25. La Corte no considera, entonces, que la Comisión carezca de legitimidad para presentar, como lo ha hecho, esta solicitud de opinión consultiva basada en el artículo 64.1 de la Convención, visto que no pretende ni solicita una expresa declaratoria de compatibilidad entre la ley interna de un Estado y normas de la Convención Americana.

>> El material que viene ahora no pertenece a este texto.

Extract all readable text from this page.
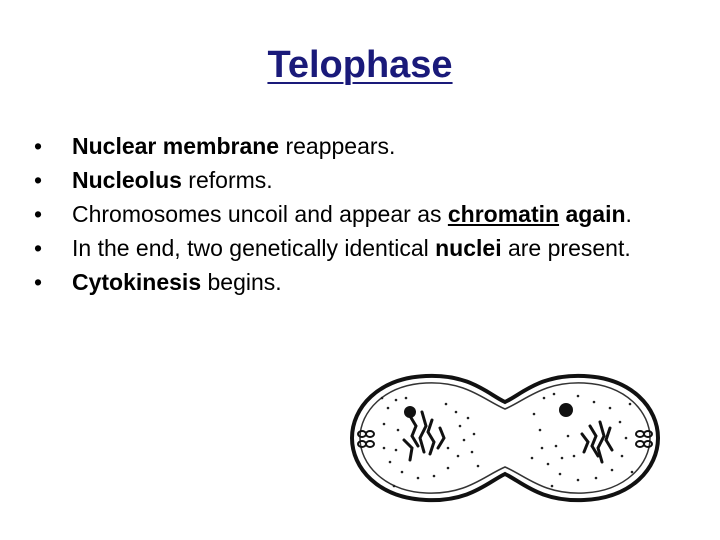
Telophase
• Nuclear membrane reappears.
• Nucleolus reforms.
• Chromosomes uncoil and appear as chromatin again.
• In the end, two genetically identical nuclei are present.
• Cytokinesis begins.
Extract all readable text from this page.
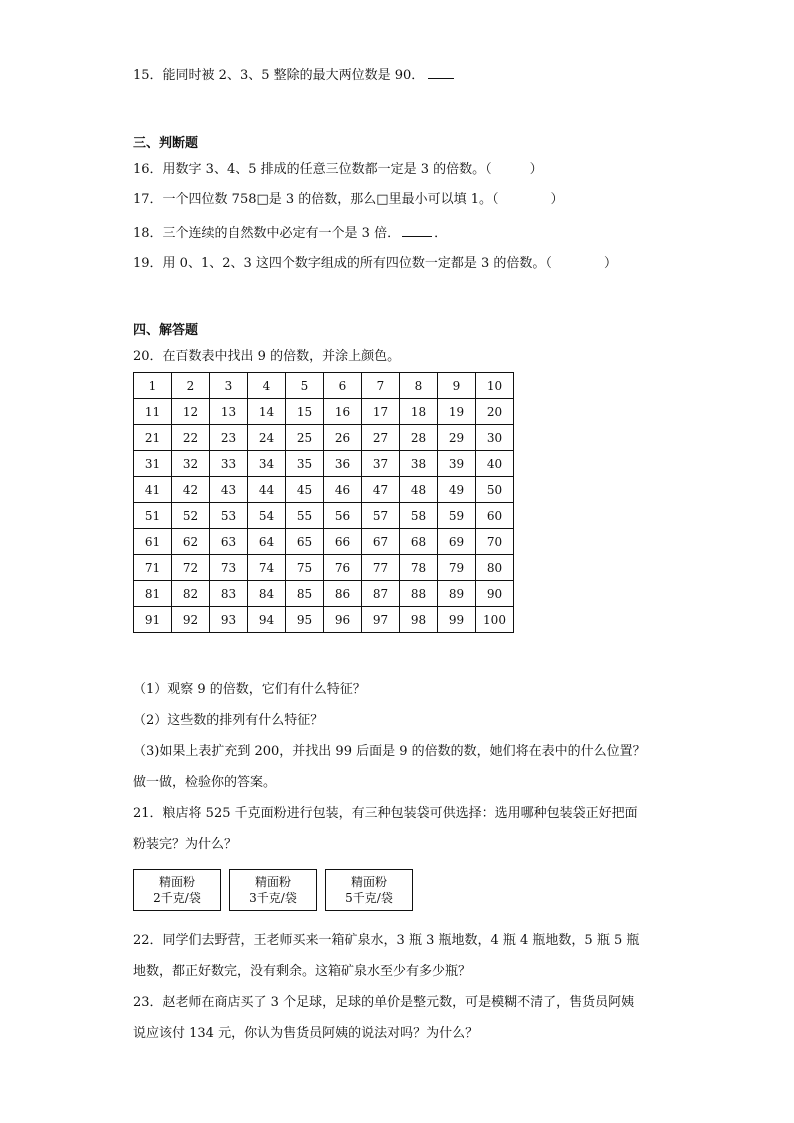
15．能同时被 2、3、5 整除的最大两位数是 90．
三、判断题
16．用数字 3、4、5 排成的任意三位数都一定是 3 的倍数。（	）
17．一个四位数 758□是 3 的倍数，那么□里最小可以填 1。（	）
18．三个连续的自然数中必定有一个是 3 倍．	．
19．用 0、1、2、3 这四个数字组成的所有四位数一定都是 3 的倍数。（	）
四、解答题
20．在百数表中找出 9 的倍数，并涂上颜色。
1	2	3	4	5	6	7	8	9	10
11	12	13	14	15	16	17	18	19	20
21	22	23	24	25	26	27	28	29	30
31	32	33	34	35	36	37	38	39	40
41	42	43	44	45	46	47	48	49	50
51	52	53	54	55	56	57	58	59	60
61	62	63	64	65	66	67	68	69	70
71	72	73	74	75	76	77	78	79	80
81	82	83	84	85	86	87	88	89	90
91	92	93	94	95	96	97	98	99	100
（1）观察 9 的倍数，它们有什么特征？
（2）这些数的排列有什么特征？
（3)如果上表扩充到 200，并找出 99 后面是 9 的倍数的数，她们将在表中的什么位置？
做一做，检验你的答案。
21．粮店将 525 千克面粉进行包装，有三种包装袋可供选择：选用哪种包装袋正好把面
粉装完？为什么？
精面粉
2千克/袋
精面粉
3千克/袋
精面粉
5千克/袋
22．同学们去野营，王老师买来一箱矿泉水，3 瓶 3 瓶地数，4 瓶 4 瓶地数，5 瓶 5 瓶
地数，都正好数完，没有剩余。这箱矿泉水至少有多少瓶？
23．赵老师在商店买了 3 个足球，足球的单价是整元数，可是模糊不清了，售货员阿姨
说应该付 134 元，你认为售货员阿姨的说法对吗？为什么？
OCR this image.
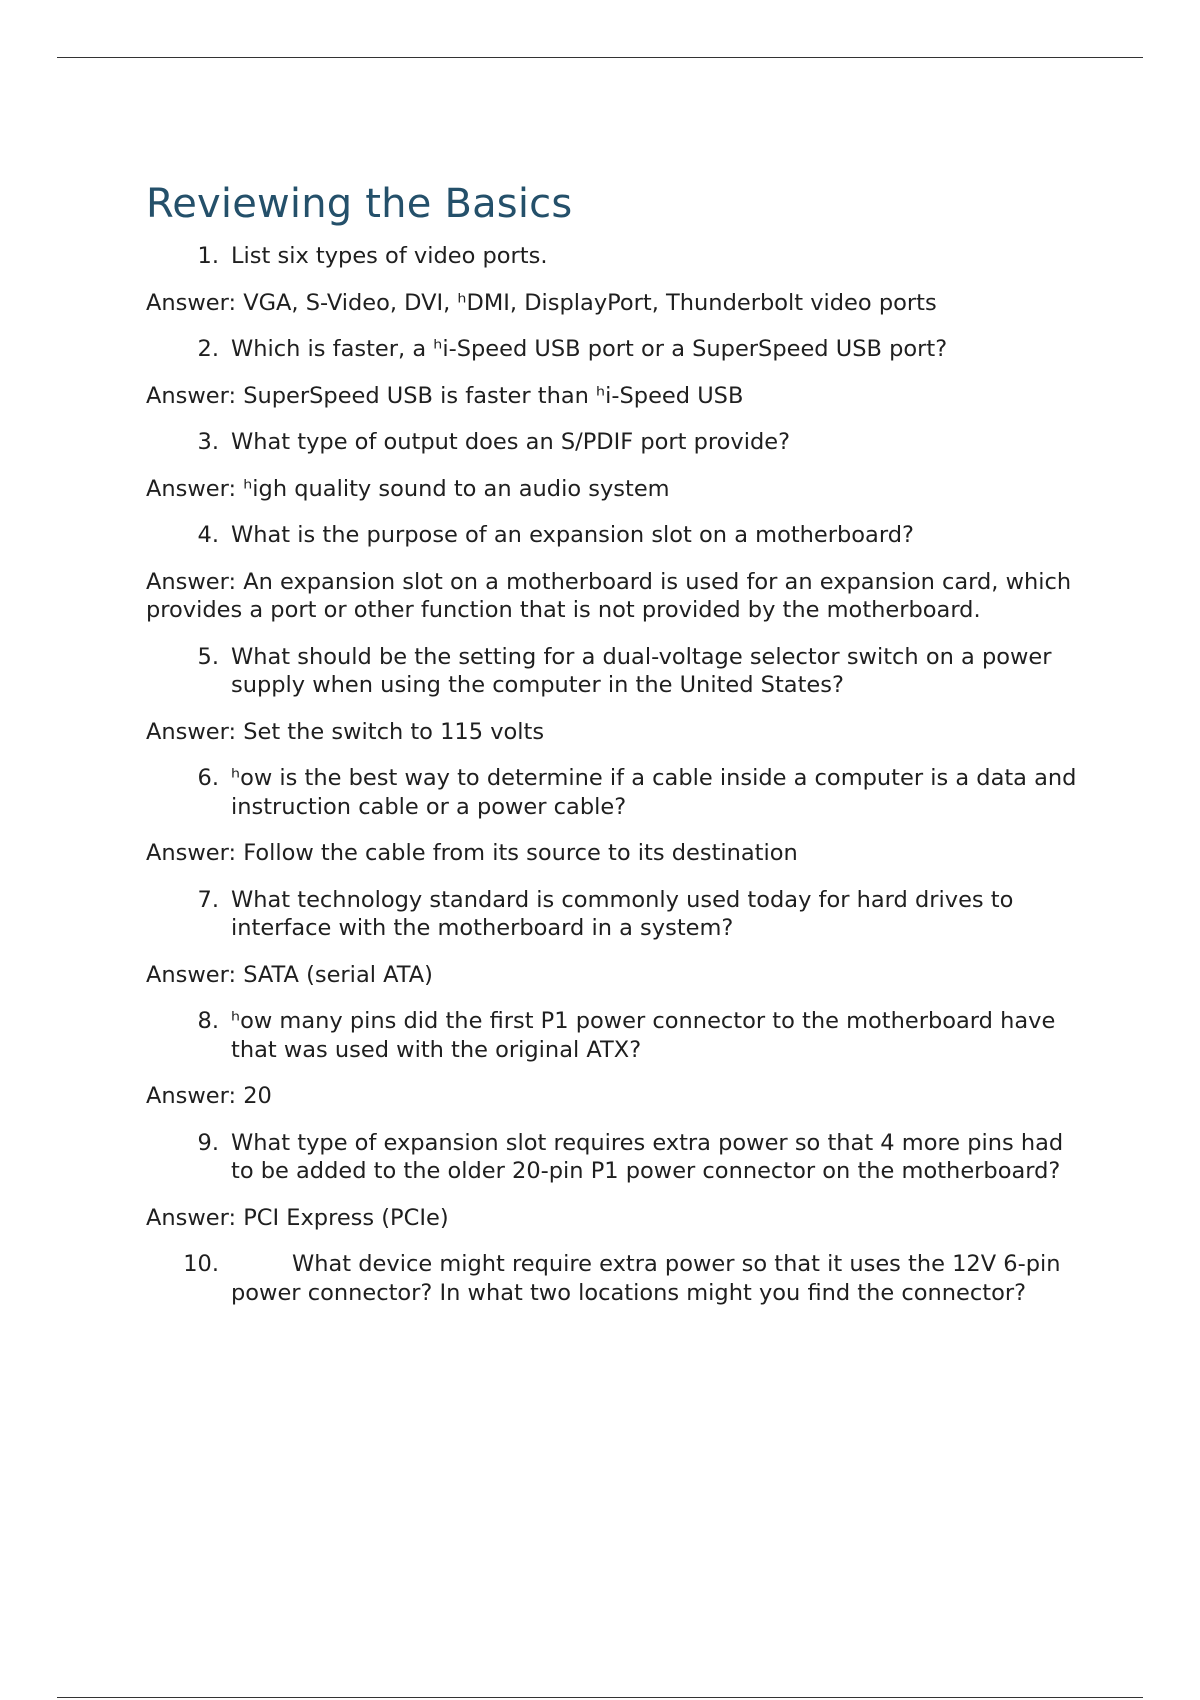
Reviewing the Basics
1. List six types of video ports.
Answer: VGA, S-Video, DVI, ʰDMI, DisplayPort, Thunderbolt video ports
2. Which is faster, a ʰi-Speed USB port or a SuperSpeed USB port?
Answer: SuperSpeed USB is faster than ʰi-Speed USB
3. What type of output does an S/PDIF port provide?
Answer: ʰigh quality sound to an audio system
4. What is the purpose of an expansion slot on a motherboard?
Answer: An expansion slot on a motherboard is used for an expansion card, which provides a port or other function that is not provided by the motherboard.
5. What should be the setting for a dual-voltage selector switch on a power supply when using the computer in the United States?
Answer: Set the switch to 115 volts
6. ʰow is the best way to determine if a cable inside a computer is a data and instruction cable or a power cable?
Answer: Follow the cable from its source to its destination
7. What technology standard is commonly used today for hard drives to interface with the motherboard in a system?
Answer: SATA (serial ATA)
8. ʰow many pins did the first P1 power connector to the motherboard have that was used with the original ATX?
Answer: 20
9. What type of expansion slot requires extra power so that 4 more pins had to be added to the older 20-pin P1 power connector on the motherboard?
Answer: PCI Express (PCIe)
10.	What device might require extra power so that it uses the 12V 6-pin power connector? In what two locations might you find the connector?
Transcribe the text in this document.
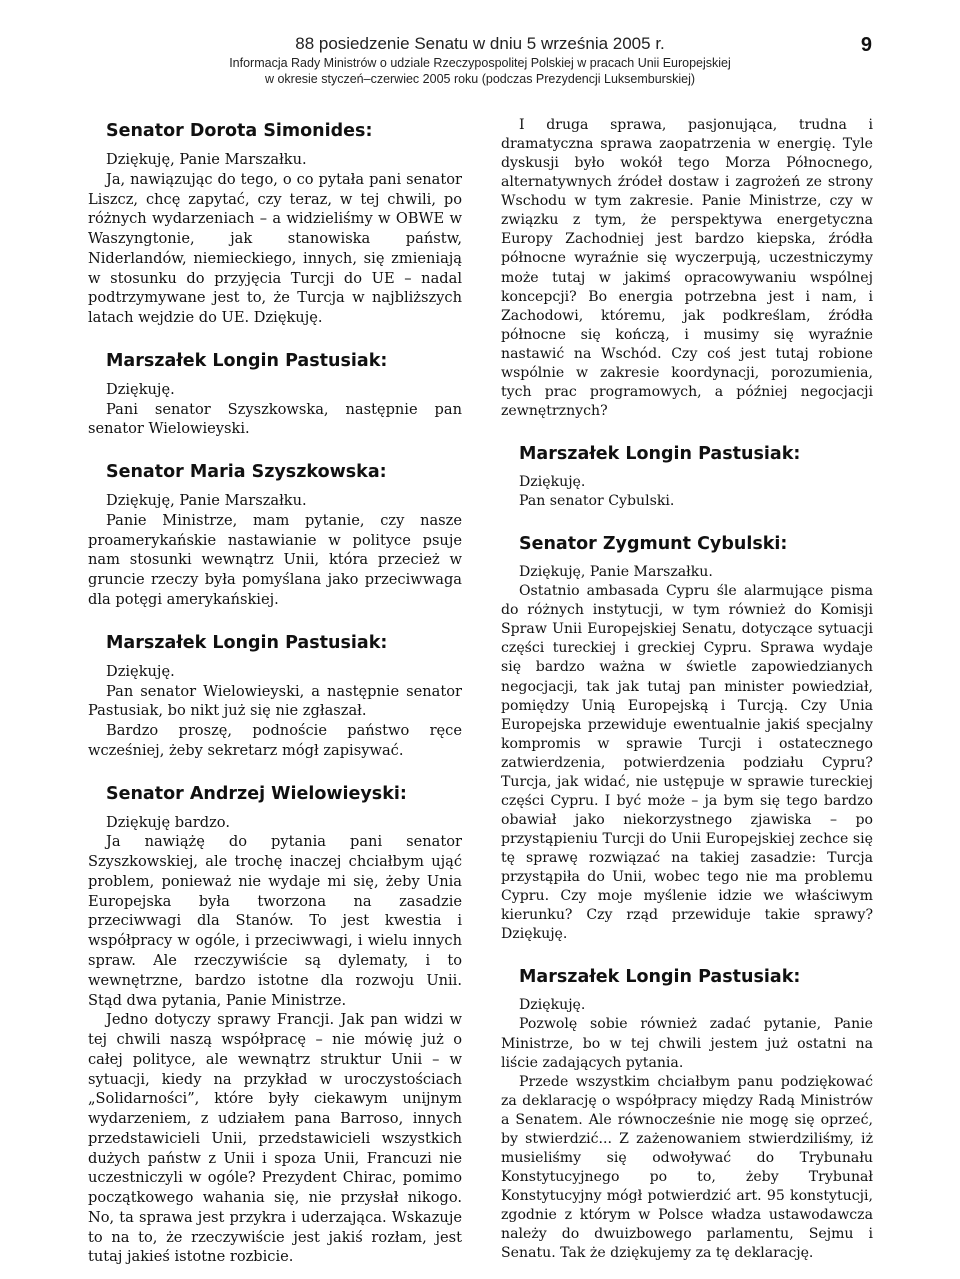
88 posiedzenie Senatu w dniu 5 września 2005 r.
Informacja Rady Ministrów o udziale Rzeczypospolitej Polskiej w pracach Unii Europejskiej
w okresie styczeń–czerwiec 2005 roku (podczas Prezydencji Luksemburskiej)
9
Senator Dorota Simonides:

Dziękuję, Panie Marszałku.

Ja, nawiązując do tego, o co pytała pani senator Liszcz, chcę zapytać, czy teraz, w tej chwili, po różnych wydarzeniach – a widzieliśmy w OBWE w Waszyngtonie, jak stanowiska państw, Niderlandów, niemieckiego, innych, się zmieniają w stosunku do przyjęcia Turcji do UE – nadal podtrzymywane jest to, że Turcja w najbliższych latach wejdzie do UE. Dziękuję.

Marszałek Longin Pastusiak:

Dziękuję.

Pani senator Szyszkowska, następnie pan senator Wielowieyski.

Senator Maria Szyszkowska:

Dziękuję, Panie Marszałku.

Panie Ministrze, mam pytanie, czy nasze proamerykańskie nastawianie w polityce psuje nam stosunki wewnątrz Unii, która przecież w gruncie rzeczy była pomyślana jako przeciwwaga dla potęgi amerykańskiej.

Marszałek Longin Pastusiak:

Dziękuję.

Pan senator Wielowieyski, a następnie senator Pastusiak, bo nikt już się nie zgłaszał.

Bardzo proszę, podnoście państwo ręce wcześniej, żeby sekretarz mógł zapisywać.

Senator Andrzej Wielowieyski:

Dziękuję bardzo.

Ja nawiążę do pytania pani senator Szyszkowskiej, ale trochę inaczej chciałbym ująć problem, ponieważ nie wydaje mi się, żeby Unia Europejska była tworzona na zasadzie przeciwwagi dla Stanów. To jest kwestia i współpracy w ogóle, i przeciwwagi, i wielu innych spraw. Ale rzeczywiście są dylematy, i to wewnętrzne, bardzo istotne dla rozwoju Unii. Stąd dwa pytania, Panie Ministrze.

Jedno dotyczy sprawy Francji. Jak pan widzi w tej chwili naszą współpracę – nie mówię już o całej polityce, ale wewnątrz struktur Unii – w sytuacji, kiedy na przykład w uroczystościach „Solidarności”, które były ciekawym unijnym wydarzeniem, z udziałem pana Barroso, innych przedstawicieli Unii, przedstawicieli wszystkich dużych państw z Unii i spoza Unii, Francuzi nie uczestniczyli w ogóle? Prezydent Chirac, pomimo początkowego wahania się, nie przysłał nikogo. No, ta sprawa jest przykra i uderzająca. Wskazuje to na to, że rzeczywiście jest jakiś rozłam, jest tutaj jakieś istotne rozbicie.

I druga sprawa, pasjonująca, trudna i dramatyczna sprawa zaopatrzenia w energię. Tyle dyskusji było wokół tego Morza Północnego, alternatywnych źródeł dostaw i zagrożeń ze strony Wschodu w tym zakresie. Panie Ministrze, czy w związku z tym, że perspektywa energetyczna Europy Zachodniej jest bardzo kiepska, źródła północne wyraźnie się wyczerpują, uczestniczymy może tutaj w jakimś opracowywaniu wspólnej koncepcji? Bo energia potrzebna jest i nam, i Zachodowi, któremu, jak podkreślam, źródła północne się kończą, i musimy się wyraźnie nastawić na Wschód. Czy coś jest tutaj robione wspólnie w zakresie koordynacji, porozumienia, tych prac programowych, a później negocjacji zewnętrznych?

Marszałek Longin Pastusiak:

Dziękuję.

Pan senator Cybulski.

Senator Zygmunt Cybulski:

Dziękuję, Panie Marszałku.

Ostatnio ambasada Cypru śle alarmujące pisma do różnych instytucji, w tym również do Komisji Spraw Unii Europejskiej Senatu, dotyczące sytuacji części tureckiej i greckiej Cypru. Sprawa wydaje się bardzo ważna w świetle zapowiedzianych negocjacji, tak jak tutaj pan minister powiedział, pomiędzy Unią Europejską i Turcją. Czy Unia Europejska przewiduje ewentualnie jakiś specjalny kompromis w sprawie Turcji i ostatecznego zatwierdzenia, potwierdzenia podziału Cypru? Turcja, jak widać, nie ustępuje w sprawie tureckiej części Cypru. I być może – ja bym się tego bardzo obawiał jako niekorzystnego zjawiska – po przystąpieniu Turcji do Unii Europejskiej zechce się tę sprawę rozwiązać na takiej zasadzie: Turcja przystąpiła do Unii, wobec tego nie ma problemu Cypru. Czy moje myślenie idzie we właściwym kierunku? Czy rząd przewiduje takie sprawy? Dziękuję.

Marszałek Longin Pastusiak:

Dziękuję.

Pozwolę sobie również zadać pytanie, Panie Ministrze, bo w tej chwili jestem już ostatni na liście zadających pytania.

Przede wszystkim chciałbym panu podziękować za deklarację o współpracy między Radą Ministrów a Senatem. Ale równocześnie nie mogę się oprzeć, by stwierdzić... Z zażenowaniem stwierdziliśmy, iż musieliśmy się odwoływać do Trybunału Konstytucyjnego po to, żeby Trybunał Konstytucyjny mógł potwierdzić art. 95 konstytucji, zgodnie z którym w Polsce władza ustawodawcza należy do dwuizbowego parlamentu, Sejmu i Senatu. Tak że dziękujemy za tę deklarację.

En cambio, en ejercicio del mandato que le encomienda la propia Convención en su artículo 41, la Comisión puede, entre otras funciones y atribuciones, "formular recomendaciones, cuando lo estime conveniente, a los Gobiernos de los Estados miembros para que adopten medidas progresivas en favor de los derechos humanos dentro del marco de sus leyes internas y sus preceptos constitucionales"... La competencia consultiva de la Corte, en tales circunstancias puede y debe resultar valioso apoyo para "[e]l cumplimiento de las funciones" de la Comisión.

26. En cuanto al asunto planteado en sus observaciones por el Gobierno de Costa Rica, relativo al carácter de "proyecto" que acusa el texto de la Constitución del Perú, citada como presupuesto de la consulta, las consideraciones que ha formulado la Corte hasta aquí hacen innecesario entrar a examinar ese argumento.

Corte I.D.H., Responsabilidad Internacional por Expedición y Aplicación de Leyes Violatorias de la Convención (Arts.1 y 2 Convención Americana sobre Derechos Humanos), Opinión Consultiva OC-14/94 del 9 de diciembre de 1994, Serie A No. 14, párrs. 18-26.